Nenek Dian menaikkan alis kanannya seolah-olah mempertanyakan mengapa seorang pemuda bisa terjatuh masuk ke dalam kubangan lumpur. Sedangkan, cucu perempuannya lebih sigap.
Aku mendehem dengan gugup. “Tadi ada bebek aneh mengejarku, Nek.”
“Bebek aneh bagaimana? Kau takut dengan seekor bebek?”
“Bebek Kunti, Nek. Tadi kuntinya berkata bahwa ia suka dengan Ray karena Ray menyatakan ia bebek yang manis,” seru Ranko tanpa mempedulikan isyaratku untuk diam.
Nenek Dian terpingkal.
***
Nenek Dian mengajak Ranko dan aku hingga kami kedinginan di halaman belakang rumahnya. Mana seram sekali suasananya. Tidak hanya ada pohon jati besar, tapi sumur tua.
“Tidak ada Sadako-san kan di sumur tua itu?” Bisikku pada Ranko yang langsung dibalas dengan tamparan di tangan.

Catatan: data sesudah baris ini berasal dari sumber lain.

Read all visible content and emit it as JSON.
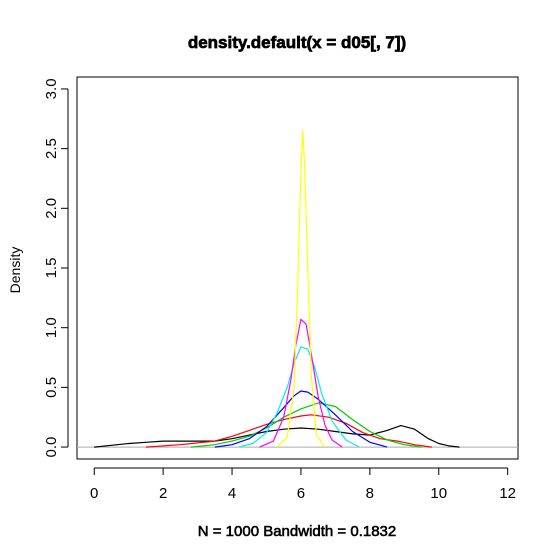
{
  "chart_data": {
    "type": "line",
    "title": "density.default(x = d05[, 7])",
    "xlabel": "N = 1000   Bandwidth = 0.1832",
    "ylabel": "Density",
    "xlim": [
      -0.5,
      12.3
    ],
    "ylim": [
      -0.1,
      3.1
    ],
    "x_ticks": [
      "0",
      "2",
      "4",
      "6",
      "8",
      "10",
      "12"
    ],
    "y_ticks": [
      "0.0",
      "0.5",
      "1.0",
      "1.5",
      "2.0",
      "2.5",
      "3.0"
    ],
    "grid": false,
    "legend": "none",
    "baseline": 0,
    "series": [
      {
        "color": "#000000",
        "x": [
          0,
          1,
          1.5,
          2,
          3,
          3.5,
          4,
          4.5,
          5,
          5.5,
          6,
          6.5,
          7,
          7.5,
          8,
          8.5,
          8.9,
          9.3,
          9.7,
          10,
          10.3,
          10.6
        ],
        "y": [
          0,
          0.03,
          0.04,
          0.05,
          0.05,
          0.05,
          0.07,
          0.1,
          0.13,
          0.15,
          0.16,
          0.15,
          0.13,
          0.11,
          0.1,
          0.14,
          0.18,
          0.15,
          0.07,
          0.03,
          0.01,
          0
        ]
      },
      {
        "color": "#ff0000",
        "x": [
          1.5,
          2.5,
          3.5,
          4,
          4.5,
          5,
          5.5,
          6,
          6.3,
          6.8,
          7.3,
          7.8,
          8.3,
          8.8,
          9.3,
          9.8
        ],
        "y": [
          0,
          0.02,
          0.05,
          0.09,
          0.14,
          0.19,
          0.23,
          0.26,
          0.27,
          0.25,
          0.2,
          0.12,
          0.07,
          0.05,
          0.02,
          0
        ]
      },
      {
        "color": "#00cc00",
        "x": [
          2.8,
          3.5,
          4,
          4.5,
          5,
          5.5,
          6,
          6.5,
          7,
          7.5,
          8,
          8.5,
          9,
          9.5
        ],
        "y": [
          0,
          0.02,
          0.05,
          0.09,
          0.16,
          0.25,
          0.32,
          0.37,
          0.34,
          0.23,
          0.13,
          0.06,
          0.02,
          0
        ]
      },
      {
        "color": "#0000ff",
        "x": [
          3.5,
          4,
          4.5,
          5,
          5.5,
          5.8,
          6,
          6.2,
          6.5,
          7,
          7.5,
          8,
          8.5
        ],
        "y": [
          0,
          0.02,
          0.07,
          0.17,
          0.33,
          0.43,
          0.47,
          0.46,
          0.4,
          0.27,
          0.13,
          0.04,
          0
        ]
      },
      {
        "color": "#00eeee",
        "x": [
          4.2,
          4.6,
          5,
          5.3,
          5.6,
          5.8,
          6,
          6.2,
          6.4,
          6.6,
          6.9,
          7.3,
          7.7
        ],
        "y": [
          0,
          0.03,
          0.12,
          0.28,
          0.5,
          0.7,
          0.84,
          0.82,
          0.67,
          0.45,
          0.22,
          0.06,
          0
        ]
      },
      {
        "color": "#ff00ff",
        "x": [
          4.8,
          5.2,
          5.5,
          5.7,
          5.85,
          6,
          6.15,
          6.3,
          6.5,
          6.7,
          6.9,
          7.2
        ],
        "y": [
          0,
          0.05,
          0.25,
          0.55,
          0.85,
          1.07,
          1.03,
          0.78,
          0.42,
          0.18,
          0.06,
          0
        ]
      },
      {
        "color": "#ffff00",
        "x": [
          5.3,
          5.6,
          5.8,
          5.9,
          6,
          6.05,
          6.1,
          6.2,
          6.3,
          6.45,
          6.7
        ],
        "y": [
          0,
          0.08,
          0.5,
          1.3,
          2.3,
          2.65,
          2.4,
          1.5,
          0.6,
          0.1,
          0
        ]
      }
    ]
  }
}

“Hush, jangan berkata seperti itu. Tentu ada,” kata Ranko sembari menyeringai. “Apalagi jika ada pemuda sepertimu yang telah diakui ketampanannya oleh bebek kunti.”
Aku terdiam. Memang tidak mudah memiliki sahabat indigo seperti Ranko. Harus tahan mental.
“Nak Ray dan Ranko bisa menggunakan kamar mandi itu yang dekat sumur. Ada pancuran bambu di dalamnya dan saluran pembuangannya besar. Kalian kan penuh lumpur. Jika sudah bersih, ada kamar mandi tamu di dalam rumah,” pinta Nenek Dian.